Kiwi parking share app Parkable acquires Australian competitor Park Genie


Parkable, the Kiwi app encouraging city slickers to share parking spaces, has bought a Brisbane competitor Park Genie, as it sets off on its global expansion.


Parkable chief executive Toby Littin said the confidential deal took six months to complete.


Littin said getting a foothold in Australia was a big step for the business as the market there was about five times the size of New Zealand.


Parkable was the winner of the Deloitte Fast 50 Rising Star Award last year for its exceptional revenue growth.


Mike Davis the founder of the Park Genie and former Uber Australia senior manager will head the Brisbane operation.


Davis said parking spots were a "precious resource" in the big cities.

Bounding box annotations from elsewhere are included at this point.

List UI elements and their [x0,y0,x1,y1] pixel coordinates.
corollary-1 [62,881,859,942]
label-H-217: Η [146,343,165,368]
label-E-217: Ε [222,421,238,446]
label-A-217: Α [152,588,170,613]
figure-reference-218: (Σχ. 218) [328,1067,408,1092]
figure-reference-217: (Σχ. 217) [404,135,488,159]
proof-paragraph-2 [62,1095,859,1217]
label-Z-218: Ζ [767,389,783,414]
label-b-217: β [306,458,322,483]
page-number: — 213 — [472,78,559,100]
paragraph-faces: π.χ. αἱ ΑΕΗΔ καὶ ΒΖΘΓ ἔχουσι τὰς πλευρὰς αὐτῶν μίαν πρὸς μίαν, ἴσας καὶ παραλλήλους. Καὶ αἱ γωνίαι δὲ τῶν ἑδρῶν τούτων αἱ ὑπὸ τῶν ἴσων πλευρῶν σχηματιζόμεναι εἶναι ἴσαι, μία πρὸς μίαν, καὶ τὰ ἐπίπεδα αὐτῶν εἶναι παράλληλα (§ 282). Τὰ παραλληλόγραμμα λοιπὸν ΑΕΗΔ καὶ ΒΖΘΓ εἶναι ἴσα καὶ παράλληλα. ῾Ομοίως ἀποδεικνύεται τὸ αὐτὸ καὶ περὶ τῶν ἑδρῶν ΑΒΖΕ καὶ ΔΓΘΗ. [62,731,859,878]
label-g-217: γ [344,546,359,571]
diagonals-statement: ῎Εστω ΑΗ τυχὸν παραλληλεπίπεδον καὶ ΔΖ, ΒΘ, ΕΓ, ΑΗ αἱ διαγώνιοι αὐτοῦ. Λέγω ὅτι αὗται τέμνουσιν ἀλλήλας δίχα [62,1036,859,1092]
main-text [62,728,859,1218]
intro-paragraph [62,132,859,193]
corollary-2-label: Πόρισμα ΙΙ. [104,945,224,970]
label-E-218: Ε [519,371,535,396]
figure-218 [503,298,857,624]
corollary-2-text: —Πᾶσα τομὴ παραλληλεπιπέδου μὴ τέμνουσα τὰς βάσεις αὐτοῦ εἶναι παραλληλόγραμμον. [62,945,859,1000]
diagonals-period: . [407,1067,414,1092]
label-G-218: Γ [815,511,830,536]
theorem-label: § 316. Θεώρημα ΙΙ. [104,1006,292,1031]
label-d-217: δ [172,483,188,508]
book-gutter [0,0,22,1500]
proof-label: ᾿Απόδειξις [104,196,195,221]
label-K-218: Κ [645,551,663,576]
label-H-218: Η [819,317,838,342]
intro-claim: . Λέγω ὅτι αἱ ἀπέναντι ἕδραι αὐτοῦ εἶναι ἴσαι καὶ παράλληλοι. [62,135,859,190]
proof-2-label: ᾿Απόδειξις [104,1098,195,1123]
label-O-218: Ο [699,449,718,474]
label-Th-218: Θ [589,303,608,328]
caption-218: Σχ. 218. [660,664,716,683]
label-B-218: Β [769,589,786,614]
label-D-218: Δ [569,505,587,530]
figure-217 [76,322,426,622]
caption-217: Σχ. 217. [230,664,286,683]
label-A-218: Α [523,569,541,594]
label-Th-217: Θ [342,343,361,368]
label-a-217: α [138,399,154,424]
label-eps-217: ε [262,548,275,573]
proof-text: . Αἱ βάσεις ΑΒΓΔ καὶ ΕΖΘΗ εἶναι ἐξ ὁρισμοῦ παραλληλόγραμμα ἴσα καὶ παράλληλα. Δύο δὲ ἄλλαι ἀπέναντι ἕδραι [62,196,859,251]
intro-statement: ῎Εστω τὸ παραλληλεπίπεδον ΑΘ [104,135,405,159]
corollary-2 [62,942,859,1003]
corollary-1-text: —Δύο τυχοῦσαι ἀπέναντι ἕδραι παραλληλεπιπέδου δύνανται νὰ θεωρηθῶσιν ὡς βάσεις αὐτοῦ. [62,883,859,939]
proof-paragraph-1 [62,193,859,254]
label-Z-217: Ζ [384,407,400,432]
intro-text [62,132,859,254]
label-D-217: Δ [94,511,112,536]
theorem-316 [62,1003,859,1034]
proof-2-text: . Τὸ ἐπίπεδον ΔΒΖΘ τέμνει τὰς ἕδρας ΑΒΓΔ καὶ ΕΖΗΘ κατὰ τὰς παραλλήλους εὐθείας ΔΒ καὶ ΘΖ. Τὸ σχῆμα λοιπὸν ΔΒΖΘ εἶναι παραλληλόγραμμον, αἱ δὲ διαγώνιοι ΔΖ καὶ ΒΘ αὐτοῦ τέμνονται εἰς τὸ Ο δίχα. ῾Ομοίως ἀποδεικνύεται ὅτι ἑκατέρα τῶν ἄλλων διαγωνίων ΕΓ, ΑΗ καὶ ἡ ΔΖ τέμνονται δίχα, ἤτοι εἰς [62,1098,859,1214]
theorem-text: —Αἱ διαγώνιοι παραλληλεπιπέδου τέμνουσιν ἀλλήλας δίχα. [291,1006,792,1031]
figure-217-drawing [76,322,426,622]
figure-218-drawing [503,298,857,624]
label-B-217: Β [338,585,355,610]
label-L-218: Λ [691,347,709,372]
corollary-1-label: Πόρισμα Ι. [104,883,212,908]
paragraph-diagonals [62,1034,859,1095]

"I see Parkable as the leader in the parking sharing economy. It's an amazing opportunity to be able to bring that platform to Australia," Davis said.


The global smart parking system market was valued at about  US$3 billion (NZ$4b) in 2017 and is expected to reach US$9b by 2024.


Parkable launched in three years ago offering 170 parks for the Bledisloe Cup match at Eden Park.


Since then parks have been popping up around the country.


Littin said the business had revenue growth of 600 per cent in the past year.


He said 80 per cent of car parks in Auckland were under-used, which meant they were not used for at least a day.


"As a business there is more market than we can ever hope to address, the parking market is massive.


"The point of our business is to optimise the real estate," Littin said.


Next on the company's agenda is expanding across Australia.


Parkable also plans to launch in Shanghai, China, late this year, specifically targeting electric vehicle parking, he said.


"It's important to focus on a sub-section of the market in a country like China, just because of its sheer size and competition.


"Expanding to China seems like an unusual move for a Kiwi company, but we see a good natural fit with the Chinese consumer and our business. We see our tech development being really well aligned to be picked up in China. 


"We think our technology can provide some really good value to the land owner, value to the cities in terms reducing CBD congestion as well as with sustainability initiatives and reducing pollution," Littin said.